With the coming merger of Northwest and Delta Airlines, it’s worth pausing for a moment and honoring the airlines that have given their lives to the Delta brand.
It started with Delta Air Corporation, which was a cropdusting service in Louisiana in the ’20s.
But the roots — and the routes — go to Boston.
Boston & Maine was part of the old B&M Railway Company, and it operated under contract to National Airways, founded by — among others — Amelia Earhart. National eventually became Northeast Airlines. The airline was famous for its yellow airplanes, called yellowbirds.
The airline merged with Delta in 1972, which is how Delta became such a big “player” in the northeast.
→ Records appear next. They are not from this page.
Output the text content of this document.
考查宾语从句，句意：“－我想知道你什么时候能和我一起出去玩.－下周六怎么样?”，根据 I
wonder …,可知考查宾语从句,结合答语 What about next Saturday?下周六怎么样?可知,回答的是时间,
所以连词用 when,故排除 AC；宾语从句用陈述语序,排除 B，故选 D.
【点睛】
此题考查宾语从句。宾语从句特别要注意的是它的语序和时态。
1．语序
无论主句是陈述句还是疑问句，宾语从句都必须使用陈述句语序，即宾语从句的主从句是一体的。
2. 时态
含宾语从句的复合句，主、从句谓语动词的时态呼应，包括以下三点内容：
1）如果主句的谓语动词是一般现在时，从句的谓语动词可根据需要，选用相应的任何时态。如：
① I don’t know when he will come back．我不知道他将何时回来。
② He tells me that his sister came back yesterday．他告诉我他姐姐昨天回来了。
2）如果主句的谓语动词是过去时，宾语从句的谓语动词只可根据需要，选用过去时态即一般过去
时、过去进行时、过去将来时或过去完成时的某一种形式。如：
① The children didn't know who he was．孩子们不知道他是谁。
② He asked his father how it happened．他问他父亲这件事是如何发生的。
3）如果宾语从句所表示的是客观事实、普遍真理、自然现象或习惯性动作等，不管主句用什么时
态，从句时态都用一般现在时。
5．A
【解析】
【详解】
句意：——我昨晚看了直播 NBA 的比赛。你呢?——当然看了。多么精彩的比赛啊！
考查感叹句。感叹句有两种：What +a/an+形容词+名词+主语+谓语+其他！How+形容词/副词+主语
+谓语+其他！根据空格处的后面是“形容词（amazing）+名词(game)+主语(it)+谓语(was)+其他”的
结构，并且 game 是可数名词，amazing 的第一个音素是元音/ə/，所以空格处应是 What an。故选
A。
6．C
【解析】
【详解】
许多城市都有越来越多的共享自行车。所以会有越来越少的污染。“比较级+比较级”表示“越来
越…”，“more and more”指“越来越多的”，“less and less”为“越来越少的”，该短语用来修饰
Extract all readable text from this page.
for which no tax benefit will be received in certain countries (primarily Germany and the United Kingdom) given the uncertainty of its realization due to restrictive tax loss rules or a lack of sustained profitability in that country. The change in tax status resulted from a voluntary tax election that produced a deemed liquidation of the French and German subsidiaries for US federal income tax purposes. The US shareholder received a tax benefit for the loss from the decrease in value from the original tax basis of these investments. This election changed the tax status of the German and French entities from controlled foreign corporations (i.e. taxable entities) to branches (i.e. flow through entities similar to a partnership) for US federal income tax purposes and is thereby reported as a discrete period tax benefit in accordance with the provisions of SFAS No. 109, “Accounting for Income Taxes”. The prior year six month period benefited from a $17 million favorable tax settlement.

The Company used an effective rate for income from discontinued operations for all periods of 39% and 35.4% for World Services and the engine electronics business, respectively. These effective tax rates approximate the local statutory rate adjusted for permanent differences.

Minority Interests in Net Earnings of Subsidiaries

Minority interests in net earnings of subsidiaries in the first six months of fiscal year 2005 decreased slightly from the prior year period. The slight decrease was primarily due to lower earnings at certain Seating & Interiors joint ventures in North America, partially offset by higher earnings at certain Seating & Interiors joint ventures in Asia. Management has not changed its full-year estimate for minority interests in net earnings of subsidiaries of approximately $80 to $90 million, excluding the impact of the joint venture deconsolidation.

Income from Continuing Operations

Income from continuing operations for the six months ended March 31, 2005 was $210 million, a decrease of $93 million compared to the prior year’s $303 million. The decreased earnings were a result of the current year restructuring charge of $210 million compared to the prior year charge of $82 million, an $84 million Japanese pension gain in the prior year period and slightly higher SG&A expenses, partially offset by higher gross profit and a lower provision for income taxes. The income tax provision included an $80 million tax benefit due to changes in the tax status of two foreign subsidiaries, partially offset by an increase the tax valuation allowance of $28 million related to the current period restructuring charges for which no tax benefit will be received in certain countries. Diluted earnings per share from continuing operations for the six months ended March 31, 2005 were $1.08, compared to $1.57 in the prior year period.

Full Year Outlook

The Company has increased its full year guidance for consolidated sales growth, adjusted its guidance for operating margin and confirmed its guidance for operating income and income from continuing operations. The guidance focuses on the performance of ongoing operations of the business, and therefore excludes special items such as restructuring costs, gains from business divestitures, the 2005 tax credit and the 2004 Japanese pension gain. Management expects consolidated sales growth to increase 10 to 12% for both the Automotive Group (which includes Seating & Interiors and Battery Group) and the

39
In the ’50s, Delta picked up Chicago & Southern Airlines, which had previously been known as Pacific Seaboard Air Lines.
In 1986, Delta picked up Western Airlines, another airline that started in the ’30s as a mail carrier.
Delta acquired the transatlantic routes of bankrupt PanAm, and then the lucrative Boston-New York shuttle from the same airline.
Northwest, similarly, started as a mail carrier in 1926.
Just a few years later — 1971 — Howard Hughes bought the airline and renamed it Hughes Airwest.
With airline deregulation, Southern Airways and North Central Airlines merged into Republic Airlines in 1979 . A second “Herman the Duck” joined the logo and flew in the other direction.
Republic acquired Hughes Airwest in 1980. In 1986, Northwest acquired Republic.